El Despertar en la Humareda
No hubo sirenas, ni el rugir del motor al partir, solo un silencio denso que me impedía morir. Desperté en un valle de niebla, de ceniza y de hollín, donde el cielo es de plomo y el dolor no tiene fin. Yo, que dominé las llamas con el hacha y la piel, me hallé quemándome por dentro en un trago de hiel. No era fuego de leña lo que allí me abrasaba, sino el humo de mi orgullo, que los pulmones me ataba.
Vagué por el lodo del Umbral, buscando una salida, con las botas pesadas y el alma malherida. Escuchaba lamentos entre la bruma constante, voces de aquellos que no vieron la luz adelante. \"¿Dónde está mi equipo? ¿Dónde está mi valor?\", gritaba al vacío, envuelto en un gélido sudor. El héroe de acero, el que a todos rescataba, era ahora el náufrago que a las sombras se aferraba.
El Último Llamado
Pasaron inviernos de sombra en aquel purgatorio, mi valor se deshizo en un triste velatorio. Entendí que no se apagan los fuegos del alma con chorros de agua, sino con paz y con calma. Hinqué las rodillas, solté el hacha del ego, y una oración de auxilio brotó desde mi ruego. \"¡Señor de la Luz, mi guardia ha terminado, acepta a este bombero que se siente derrotado!\".

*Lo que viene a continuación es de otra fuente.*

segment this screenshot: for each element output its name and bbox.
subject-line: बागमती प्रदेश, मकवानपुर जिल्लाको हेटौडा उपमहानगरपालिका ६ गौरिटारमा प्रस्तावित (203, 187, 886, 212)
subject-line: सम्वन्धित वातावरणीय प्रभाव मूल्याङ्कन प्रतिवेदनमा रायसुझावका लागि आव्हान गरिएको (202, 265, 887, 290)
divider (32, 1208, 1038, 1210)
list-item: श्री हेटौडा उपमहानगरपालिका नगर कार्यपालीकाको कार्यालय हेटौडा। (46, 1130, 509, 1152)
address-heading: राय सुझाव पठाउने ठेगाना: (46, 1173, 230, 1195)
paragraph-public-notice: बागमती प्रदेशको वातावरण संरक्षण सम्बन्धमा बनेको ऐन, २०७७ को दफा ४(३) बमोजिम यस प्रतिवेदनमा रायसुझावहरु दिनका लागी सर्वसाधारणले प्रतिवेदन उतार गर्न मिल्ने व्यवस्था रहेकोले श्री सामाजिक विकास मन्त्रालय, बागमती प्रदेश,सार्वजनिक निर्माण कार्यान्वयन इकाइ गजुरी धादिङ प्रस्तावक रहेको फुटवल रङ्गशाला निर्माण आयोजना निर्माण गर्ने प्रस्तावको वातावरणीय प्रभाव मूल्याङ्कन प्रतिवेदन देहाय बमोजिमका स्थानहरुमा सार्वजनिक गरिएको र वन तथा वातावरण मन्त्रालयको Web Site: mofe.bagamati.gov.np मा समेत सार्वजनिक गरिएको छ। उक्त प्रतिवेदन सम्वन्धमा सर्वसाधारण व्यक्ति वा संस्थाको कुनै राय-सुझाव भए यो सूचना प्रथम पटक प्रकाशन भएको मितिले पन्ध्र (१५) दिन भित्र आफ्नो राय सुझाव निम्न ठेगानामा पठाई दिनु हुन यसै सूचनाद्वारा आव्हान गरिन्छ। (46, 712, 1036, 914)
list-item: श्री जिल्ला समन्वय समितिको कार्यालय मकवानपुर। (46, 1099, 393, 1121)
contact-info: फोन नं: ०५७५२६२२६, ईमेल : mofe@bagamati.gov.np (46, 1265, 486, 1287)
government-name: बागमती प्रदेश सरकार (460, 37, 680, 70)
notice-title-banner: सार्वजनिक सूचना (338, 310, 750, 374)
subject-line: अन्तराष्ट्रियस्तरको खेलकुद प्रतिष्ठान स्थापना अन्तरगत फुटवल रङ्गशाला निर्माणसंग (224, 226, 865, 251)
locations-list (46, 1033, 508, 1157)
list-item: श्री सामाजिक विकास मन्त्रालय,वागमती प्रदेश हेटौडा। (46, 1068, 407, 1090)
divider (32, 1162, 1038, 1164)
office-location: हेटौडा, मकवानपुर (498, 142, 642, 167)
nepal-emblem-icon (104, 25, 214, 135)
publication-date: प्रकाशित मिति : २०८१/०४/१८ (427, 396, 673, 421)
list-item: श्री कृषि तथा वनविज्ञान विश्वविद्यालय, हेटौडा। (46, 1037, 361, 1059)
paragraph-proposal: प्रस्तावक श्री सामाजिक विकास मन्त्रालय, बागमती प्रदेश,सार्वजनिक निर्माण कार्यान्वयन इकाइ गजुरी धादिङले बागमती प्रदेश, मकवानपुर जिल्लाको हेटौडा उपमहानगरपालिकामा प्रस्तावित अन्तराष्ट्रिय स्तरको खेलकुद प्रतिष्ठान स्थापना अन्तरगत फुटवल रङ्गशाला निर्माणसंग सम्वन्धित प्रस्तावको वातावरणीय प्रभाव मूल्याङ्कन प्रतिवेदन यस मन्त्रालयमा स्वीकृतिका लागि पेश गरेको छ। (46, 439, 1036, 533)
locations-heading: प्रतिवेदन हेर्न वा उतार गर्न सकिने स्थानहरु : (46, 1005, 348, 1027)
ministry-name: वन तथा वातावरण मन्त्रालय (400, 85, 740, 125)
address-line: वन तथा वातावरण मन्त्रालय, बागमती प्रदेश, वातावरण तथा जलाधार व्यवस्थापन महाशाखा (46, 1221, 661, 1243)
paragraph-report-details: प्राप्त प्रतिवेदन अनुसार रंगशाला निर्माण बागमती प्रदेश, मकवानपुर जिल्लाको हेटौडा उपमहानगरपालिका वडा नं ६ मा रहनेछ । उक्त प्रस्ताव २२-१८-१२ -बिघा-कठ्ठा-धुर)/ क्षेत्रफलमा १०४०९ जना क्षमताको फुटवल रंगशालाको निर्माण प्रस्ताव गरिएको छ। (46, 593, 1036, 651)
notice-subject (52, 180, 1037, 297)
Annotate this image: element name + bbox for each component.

Y entonces, un brillo rasgó la negrura espacial, un equipo de rescate de una fuerza celestial. No vestían de amarillo, ni negro, ni traían máscaras de aire, sus rostros eran soles, su presencia era paz. Me alzaron del barro con una fuerza infinita, borrando de mi pecho la marca del miedo y la preocupación. Emmanuel fue mi guía, el jefe de mi nueva estación, llevándome a salvo hacia la gran redención.
La Ciudad de la Eterna Guardia
\"Nuestro Hogar\" se alzó ante mí, majestuosa y serena, una metrópolis blanca, sin rastro de pena. Edificios de luz, calles que parecen rezar, donde el fuego es caricia y el aire es un altar. Vi los Ministerios, la estructura y el orden, un sistema perfecto que detiene el desorden. Allí comprendí que el servicio nunca termina, solo cambia de plano, bajo la ley divina.

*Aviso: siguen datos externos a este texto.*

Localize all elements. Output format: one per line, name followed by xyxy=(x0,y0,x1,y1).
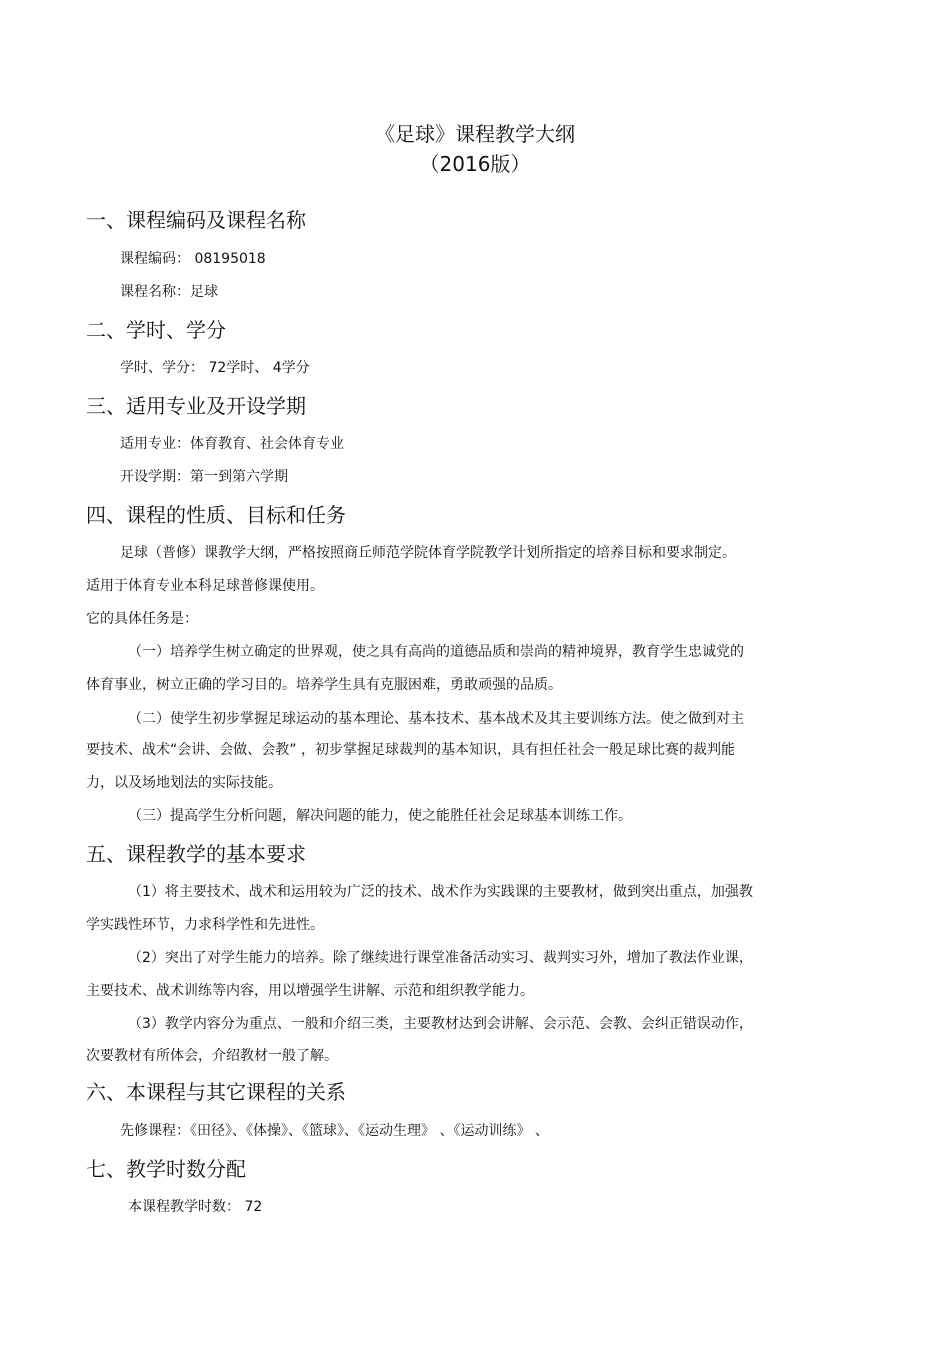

No busqué un despacho, ni una vida de descanso, quería ser útil en aquel río remanso. Cambié el uniforme sucio y el casco abollado por una túnica clara y un espíritu renovado. Me asignaron a las Cámaras de Regeneración, donde aprendí que el amor es la mejor extinción para el incendio del odio y la llama del rencor, sanando las mentes con el bálsamo del Creador.
El Fuego Sagrado
Ya no subo escaleras para entrar en mansiones, ahora desciendo a los abismos de las tentaciones. Como parte del equipo que vigila el umbral, ayudando a los nuevos a cruzar el portal. Aprendí que ser bombero en este reino de luz es cargar con el prójimo, compartir su cruz. Que el agua más pura es la que fluye del bien, y que el servicio es la llave para el más alto edén.
El Regreso Invisible
Bajé a mi vieja casa, envuelto en el velo del viento, vi a mi familia luchar contra el desaliento. Quise apagar su tristeza, su duelo y su frío, mas solo pude abrazarlos desde el vacío. Vi que otro hombre ahora cuida mi hogar, y el fuego del celo intentó mi pecho quemar. Pero soplé una bendición, una paz necesaria, y regresé a la ciudad con mi luz voluntaria.
Ya no hay incendios de carne, ni humo material, solo la llama eterna del amor celestial. Del Umbral a la Gloria, de la ceniza al perdón, aquí sigo en guardia, cumpliendo mi misión. El cielo es mi puesto, la vida es mi estación, y el rescate de las almas, mi única vocación.